The man accused of bribing the chief executive of California’s giant public pension fund was staying at the posh Silver Legacy Resort Casino in downtown Reno when he rode a chauffeured limousine Jan. 13 to an indoor shooting range on the outskirts of the city. Once there, he downed two cans of Red Bull purchased from a vending machine, rented a pistol and stepped into the range.
Villalobos, a stocky 71-year-old with jet black hair who used to live in Stateline, fired more than 100 rounds at a silhouette target before shooting himself, according to an investigative report compiled by Reno police. He died a little more than a month before he was supposed to go on trial on bribery charges in California, where he was facing up to 30 years in prison.

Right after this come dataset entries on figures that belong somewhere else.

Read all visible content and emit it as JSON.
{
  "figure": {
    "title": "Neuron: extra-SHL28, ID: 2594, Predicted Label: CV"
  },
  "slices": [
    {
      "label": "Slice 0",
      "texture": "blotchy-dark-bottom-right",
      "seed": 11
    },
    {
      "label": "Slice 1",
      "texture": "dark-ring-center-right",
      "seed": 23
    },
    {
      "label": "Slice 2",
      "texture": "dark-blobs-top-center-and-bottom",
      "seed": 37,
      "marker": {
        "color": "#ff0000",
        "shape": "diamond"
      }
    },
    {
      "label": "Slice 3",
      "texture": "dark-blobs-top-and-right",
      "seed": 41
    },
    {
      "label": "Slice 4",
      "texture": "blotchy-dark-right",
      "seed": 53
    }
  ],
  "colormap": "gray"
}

Villalobos’ macabre demise effectively ended the federal government’s prosecution of the bribery case that shook the nation’s largest public pension fund – but left a tangle of questions about the finances of the man in the middle of the scandal.
With the California Public Employees’ Retirement System, earning $50 million in commissions off the pension fund investments he brokered for his big Wall Street clients. But after the state of California named him in a civil suit in 2010, claiming he bribed his way to his millions, he filed for bankruptcy protection and watched as court officials systematically liquidated his treasures to pay his debts.
His Lake Tahoe mansion was sold, along with a vacation home in Hawaii. Out went the fancy wine collection and the multimillion-dollar art collection. Toward the end, Villalobos was getting by on just $1,800 a month, mostly from Social Security and Medicare, said Sheila Van Duyne, one of his lawyers.